Friday, May 13, 2011 — Friday, July 8, 2011

Alex Young

Worldshaving

For his solo exhibition at Hallwalls, Alex Young presents an "outro" to a series of ideas and projects he has been exploring during the past four years, all thematically connected to the region of Western New York and the ideas of King Camp Gillette. Exemplifying the seeming contradictions inherent in the historical figure of Gillette, Young is exploring what he refers to as a "hyperbolic ultimatum," the choice—and the sometimes ambiguous space—between unfettered capitalism and, to use Gillette's words, "united intelligence, material equality."

King Camp Gillette was an American businessman of the late 19th and early 20th centuries whose savvy eye recognized the commercial value of planned obsolescence and led him to invent the disposable safety razor, an enormously successful product that, within a decade, was selling upwards of 70 million units. The disposable razor brought Gillette not only wealth but enormous fame throughout the popular culture of his time, as his image was reproduced on each product package distributed throughout North America and Europe.

Paradoxically, Gillette was also a Utopian Socialist who, in 1894, wrote The Human Drift in which he proposed, among other things, that all corporations be publicly owned and that everyone in the United States live in a single city named Metropolis, stretching across the expanse of Western New York and powered by Niagara Falls.

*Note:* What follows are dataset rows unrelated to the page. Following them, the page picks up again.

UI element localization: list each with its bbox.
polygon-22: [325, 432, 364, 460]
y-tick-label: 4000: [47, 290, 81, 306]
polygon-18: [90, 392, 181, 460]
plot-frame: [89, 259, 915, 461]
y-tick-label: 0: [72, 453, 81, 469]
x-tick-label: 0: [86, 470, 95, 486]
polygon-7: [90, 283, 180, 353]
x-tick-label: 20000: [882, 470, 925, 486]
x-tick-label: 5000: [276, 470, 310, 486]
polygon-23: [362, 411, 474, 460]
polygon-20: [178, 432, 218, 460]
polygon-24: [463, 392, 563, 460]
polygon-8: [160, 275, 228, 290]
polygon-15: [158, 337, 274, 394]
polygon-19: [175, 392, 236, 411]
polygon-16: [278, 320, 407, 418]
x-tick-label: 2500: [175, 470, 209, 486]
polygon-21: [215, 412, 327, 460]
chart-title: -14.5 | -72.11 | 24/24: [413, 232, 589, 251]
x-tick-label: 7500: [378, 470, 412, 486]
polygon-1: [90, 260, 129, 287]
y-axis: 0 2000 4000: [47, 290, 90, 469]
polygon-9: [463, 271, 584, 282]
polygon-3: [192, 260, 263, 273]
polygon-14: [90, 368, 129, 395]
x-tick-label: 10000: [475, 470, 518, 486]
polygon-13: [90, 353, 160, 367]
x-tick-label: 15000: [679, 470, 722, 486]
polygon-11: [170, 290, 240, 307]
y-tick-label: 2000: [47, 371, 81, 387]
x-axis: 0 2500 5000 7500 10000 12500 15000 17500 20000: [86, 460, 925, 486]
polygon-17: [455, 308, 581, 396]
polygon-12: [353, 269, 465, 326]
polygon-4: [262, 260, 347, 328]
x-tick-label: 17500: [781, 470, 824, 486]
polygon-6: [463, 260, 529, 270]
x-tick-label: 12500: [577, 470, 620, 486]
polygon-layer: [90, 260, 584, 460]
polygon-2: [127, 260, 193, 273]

The population of Metropolis would live in gigantic, luxury hive-like structures and while Gillette's vision was never manifest, his ideas are reflected in the works of architects like Le Corbusier, some thirty years later. In the ultimate historical come-uppance, the industrialist/visionary lost most of the value of his razor blade shares in the Great Depression and died virtually bankrupt in 1932.

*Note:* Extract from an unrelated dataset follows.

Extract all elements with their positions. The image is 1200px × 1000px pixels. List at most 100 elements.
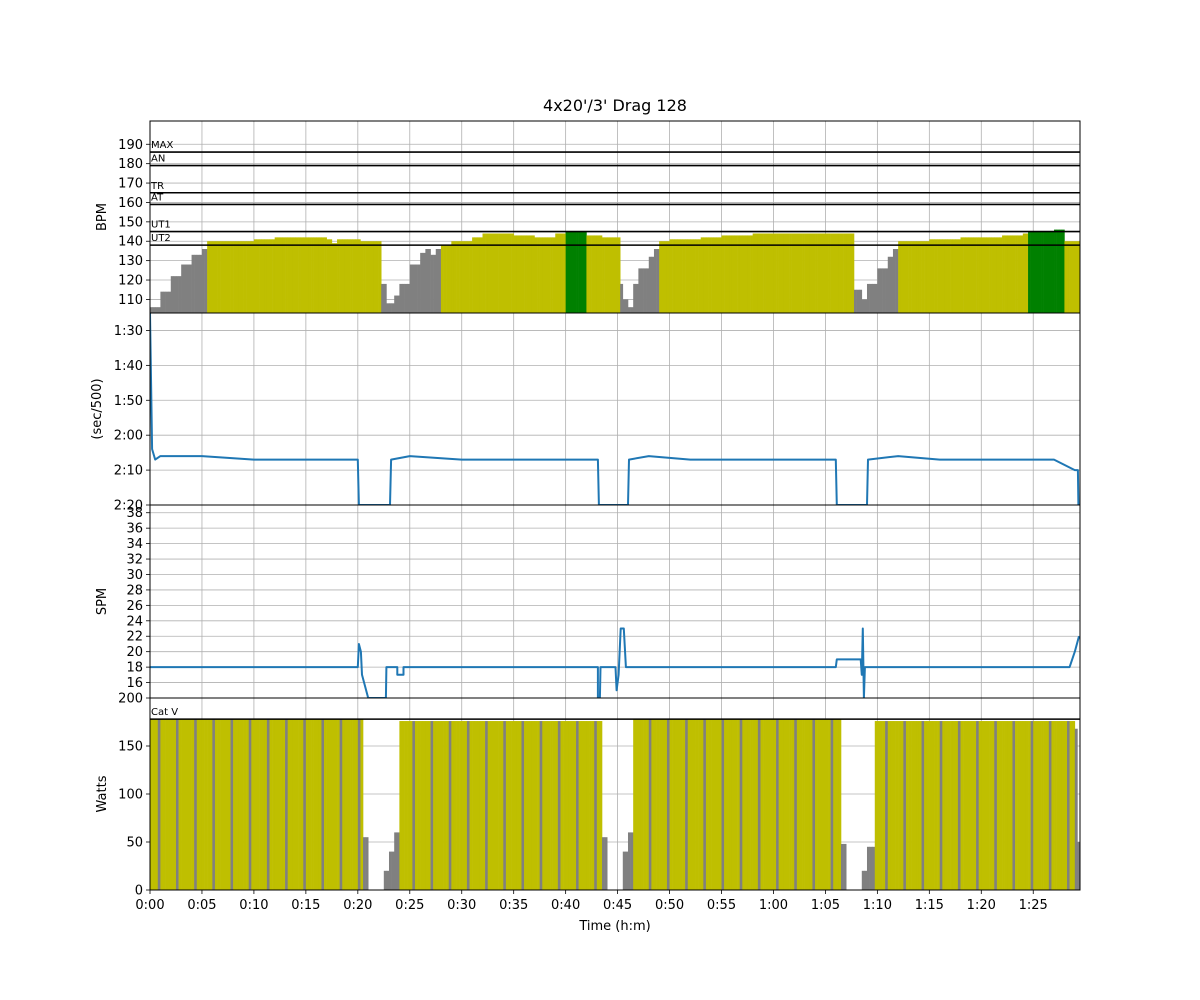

The early 21st century has thus far seemed eerily similar to the Gilded Age of the early 20th century with its radical disparity of wealth, its often transitory sense of value, and its explosive commercialism and obsolescence. Propelled by desire and convenience, there seems an increasingly small zone for compassion, shared sacrifice, or even shared meaning. Within Young's investigation into the ideas of King Gillette, is the depressing realization that plus ca change plus c'est mème chose. A world that changes so dramatically over the course of a century, but also changes so little, is an egregiously acute example of history repeating, ad nauseum.

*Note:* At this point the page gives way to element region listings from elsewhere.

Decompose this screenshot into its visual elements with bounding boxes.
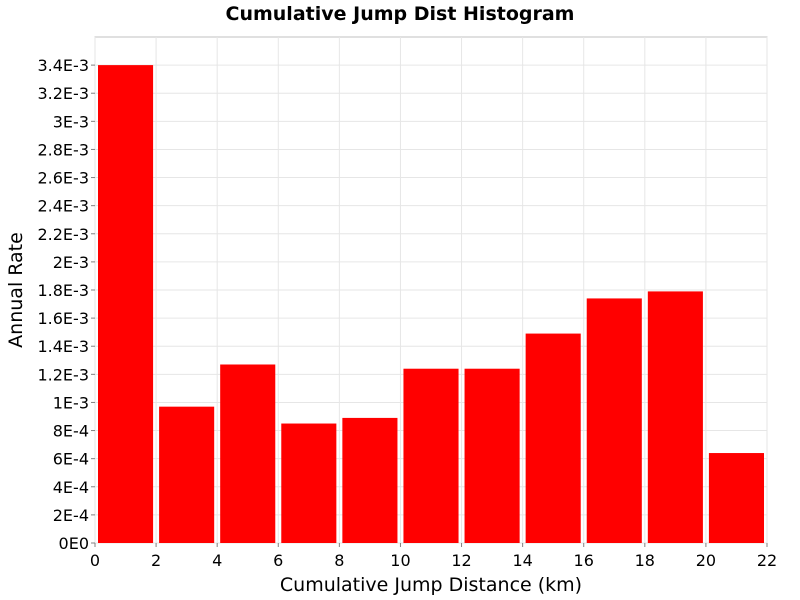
histogram-bar: [464, 368, 520, 543]
y-tick-label: 1.8E-3: [37, 281, 89, 300]
x-tick-label: 6: [273, 551, 283, 570]
x-tick-label: 18: [635, 551, 655, 570]
x-axis-ticks: 0 2 4 6 8 10 12 14 16 18 20 22: [90, 543, 777, 570]
y-tick-label: 3E-3: [53, 112, 89, 131]
histogram-bar: [98, 65, 154, 543]
histogram-bar: [708, 453, 764, 543]
x-axis-label: Cumulative Jump Distance (km): [280, 574, 582, 596]
y-tick-label: 1.4E-3: [37, 337, 89, 356]
histogram-bar: [159, 406, 215, 543]
x-tick-label: 20: [696, 551, 716, 570]
histogram-bar: [281, 423, 337, 543]
y-tick-label: 4E-4: [53, 478, 89, 497]
histogram-bar: [342, 417, 398, 543]
y-tick-label: 3.2E-3: [37, 84, 89, 103]
y-tick-label: 2.2E-3: [37, 225, 89, 244]
x-tick-label: 22: [757, 551, 777, 570]
y-tick-label: 8E-4: [53, 422, 89, 441]
x-tick-label: 12: [451, 551, 471, 570]
y-tick-label: 1.6E-3: [37, 309, 89, 328]
histogram-bar: [220, 364, 276, 543]
x-tick-label: 0: [90, 551, 100, 570]
y-tick-label: 2.8E-3: [37, 140, 89, 159]
histogram-bar: [647, 291, 703, 543]
y-tick-label: 1.2E-3: [37, 365, 89, 384]
y-tick-label: 0E0: [59, 534, 89, 553]
y-tick-label: 3.4E-3: [37, 56, 89, 75]
histogram-bar: [403, 368, 459, 543]
bars: [98, 65, 764, 543]
y-axis-ticks: 0E0 2E-4 4E-4 6E-4 8E-4 1E-3 1.2E-3 1.4E-3 1.6E-…: [37, 56, 95, 553]
y-tick-label: 2E-4: [53, 506, 89, 525]
histogram-bar: [525, 333, 581, 543]
histogram-bar: [586, 298, 642, 543]
x-tick-label: 4: [212, 551, 222, 570]
x-tick-label: 14: [512, 551, 532, 570]
x-tick-label: 8: [334, 551, 344, 570]
x-tick-label: 2: [151, 551, 161, 570]
x-tick-label: 10: [390, 551, 410, 570]
y-tick-label: 1E-3: [53, 393, 89, 412]
y-tick-label: 2E-3: [53, 253, 89, 272]
y-tick-label: 2.6E-3: [37, 169, 89, 188]
y-axis-label: Annual Rate: [5, 232, 27, 348]
y-tick-label: 6E-4: [53, 450, 89, 469]
chart-title: Cumulative Jump Dist Histogram: [226, 3, 575, 25]
y-tick-label: 2.4E-3: [37, 197, 89, 216]
x-tick-label: 16: [574, 551, 594, 570]
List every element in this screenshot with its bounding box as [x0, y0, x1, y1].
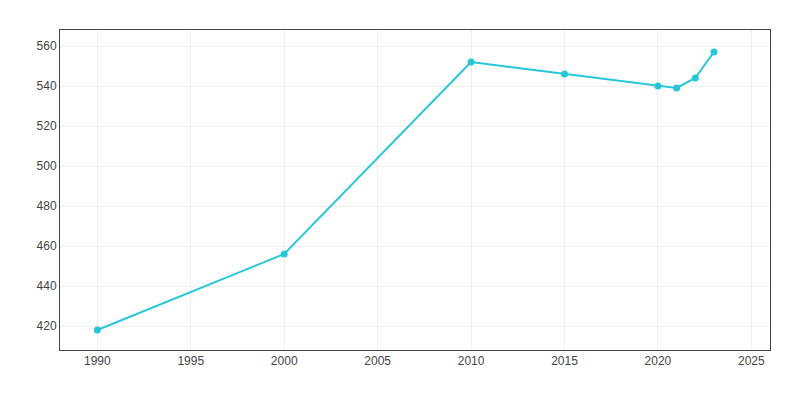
svg-text:1995: 1995: [177, 354, 204, 368]
svg-text:540: 540: [37, 79, 57, 93]
svg-text:2010: 2010: [458, 354, 485, 368]
svg-text:420: 420: [37, 319, 57, 333]
svg-text:1990: 1990: [84, 354, 111, 368]
svg-text:2015: 2015: [551, 354, 578, 368]
svg-text:2000: 2000: [271, 354, 298, 368]
svg-text:520: 520: [37, 119, 57, 133]
svg-text:560: 560: [37, 39, 57, 53]
svg-text:460: 460: [37, 239, 57, 253]
svg-text:2025: 2025: [738, 354, 765, 368]
svg-text:480: 480: [37, 199, 57, 213]
svg-text:500: 500: [37, 159, 57, 173]
svg-text:2005: 2005: [364, 354, 391, 368]
svg-text:2020: 2020: [645, 354, 672, 368]
svg-text:440: 440: [37, 279, 57, 293]
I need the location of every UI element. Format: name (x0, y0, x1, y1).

At the center of the exhibition is Worldshaving: Outro, a multichannel video installation collaboration with media and performance artist Chris Skinner featuring Skinner as the long-deceased industrialist and razor blade magnate and takes the form of a series of dramatic monologues cinematically fractured into discrete conversations with place and time. Melancholic musings, inauspicious thunderings, vexation, and disgust. Gillette appears as a figure in the waste landscape, a chimera of hopeful pontificate and snarling discontent—an Alceste, Don Quixote, Ghost of Christmas Present, none of the above. A discontented idealist who lays his admonitions upon the present.